Reasoning

Many modern models, such as o1-preview or deepseek-reasoner, include internal chain-of-thought or "thinking" processes. Siraya AI allows you to access and control these reasoning capabilities via the OpenAI Responses API.

Reasoning Effort

Models that support reasoning often allow you to specify the "effort level," which determines how much time and compute the model spends on thinking before answering.

Effort Levels

minimal: Very brief thinking, fastest response.
low: Basic reasoning for straightforward logical steps.
medium (default): Standard reasoning for complex tasks.
high: Extensive thinking for challenging problems or code generation.

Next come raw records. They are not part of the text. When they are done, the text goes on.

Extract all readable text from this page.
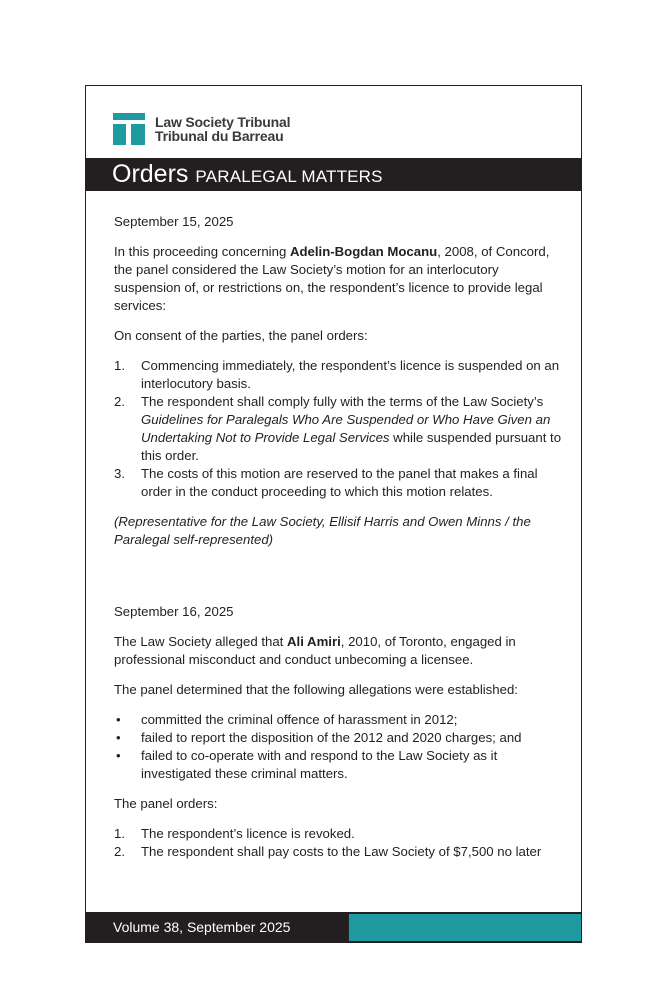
Law Society Tribunal
Tribunal du Barreau
Orders PARALEGAL MATTERS

September 15, 2025

In this proceeding concerning Adelin-Bogdan Mocanu, 2008, of Concord, the panel considered the Law Society’s motion for an interlocutory suspension of, or restrictions on, the respondent’s licence to provide legal services:

On consent of the parties, the panel orders:

1. Commencing immediately, the respondent’s licence is suspended on an interlocutory basis.
2. The respondent shall comply fully with the terms of the Law Society’s Guidelines for Paralegals Who Are Suspended or Who Have Given an Undertaking Not to Provide Legal Services while suspended pursuant to this order.
3. The costs of this motion are reserved to the panel that makes a final order in the conduct proceeding to which this motion relates.

(Representative for the Law Society, Ellisif Harris and Owen Minns / the Paralegal self-represented)

September 16, 2025

The Law Society alleged that Ali Amiri, 2010, of Toronto, engaged in professional misconduct and conduct unbecoming a licensee.

The panel determined that the following allegations were established:

• committed the criminal offence of harassment in 2012;
• failed to report the disposition of the 2012 and 2020 charges; and
• failed to co-operate with and respond to the Law Society as it investigated these criminal matters.

The panel orders:

1. The respondent’s licence is revoked.
2. The respondent shall pay costs to the Law Society of $7,500 no later
Volume 38, September 2025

How to use Reasoning in Requests

Include the reasoning_effort parameter in your request body.

PythoncURL

from openai import OpenAI

client = OpenAI(
    base_url="https://llm.siraya.pro/v1",
    api_key="<API_KEY>"
)

response = client.chat.completions.create(
    model="o1-preview",
    messages=[{"role": "user", "content": "Solve the Riemann Hypothesis."}],
    reasoning_effort="high"
)

# Some models return reasoning steps in choice.message.reasoning
print(response.choices[0].message.content)

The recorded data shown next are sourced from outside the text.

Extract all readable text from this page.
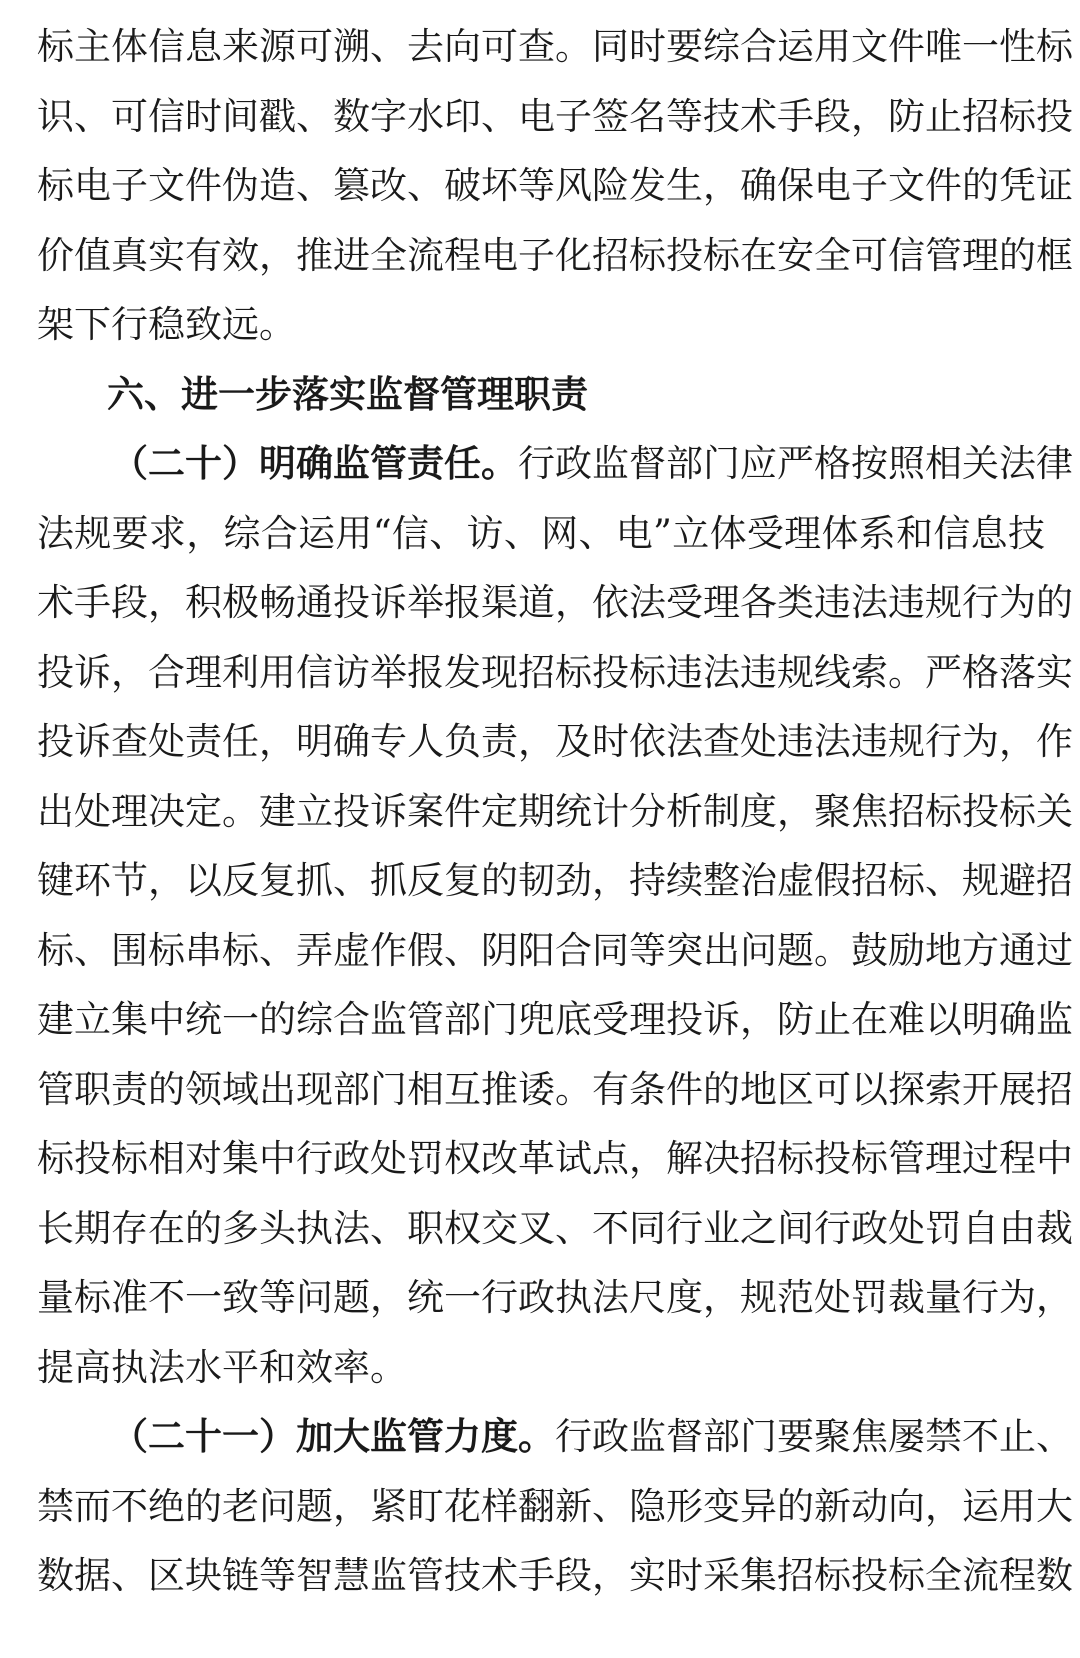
标主体信息来源可溯、去向可查。同时要综合运用文件唯一性标
识、可信时间戳、数字水印、电子签名等技术手段，防止招标投
标电子文件伪造、篡改、破坏等风险发生，确保电子文件的凭证
价值真实有效，推进全流程电子化招标投标在安全可信管理的框
架下行稳致远。
六、进一步落实监督管理职责
（二十）明确监管责任。行政监督部门应严格按照相关法律
法规要求，综合运用“信、访、网、电”立体受理体系和信息技
术手段，积极畅通投诉举报渠道，依法受理各类违法违规行为的
投诉，合理利用信访举报发现招标投标违法违规线索。严格落实
投诉查处责任，明确专人负责，及时依法查处违法违规行为，作
出处理决定。建立投诉案件定期统计分析制度，聚焦招标投标关
键环节，以反复抓、抓反复的韧劲，持续整治虚假招标、规避招
标、围标串标、弄虚作假、阴阳合同等突出问题。鼓励地方通过
建立集中统一的综合监管部门兜底受理投诉，防止在难以明确监
管职责的领域出现部门相互推诿。有条件的地区可以探索开展招
标投标相对集中行政处罚权改革试点，解决招标投标管理过程中
长期存在的多头执法、职权交叉、不同行业之间行政处罚自由裁
量标准不一致等问题，统一行政执法尺度，规范处罚裁量行为，
提高执法水平和效率。
（二十一）加大监管力度。行政监督部门要聚焦屡禁不止、
禁而不绝的老问题，紧盯花样翻新、隐形变异的新动向，运用大
数据、区块链等智慧监管技术手段，实时采集招标投标全流程数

curl https://llm.siraya.pro/v1/chat/completions \
  -H "Content-Type: application/json" \
  -H "Authorization: Bearer <API_KEY>" \
  -d '{
    "model": "o1-preview",
    "messages": [{"role": "user", "content": "Think deeply about coffee."}],
    "reasoning_effort": "high"
  }'

Viewing Reasoning Output

For models that expose their internal thoughts, the reasoning content is typically delivered in a reasoning or theta field within the message object, or as specific delta chunks in a stream.

[!TIP] Use streaming to see the reasoning process in real-time as it's being generated.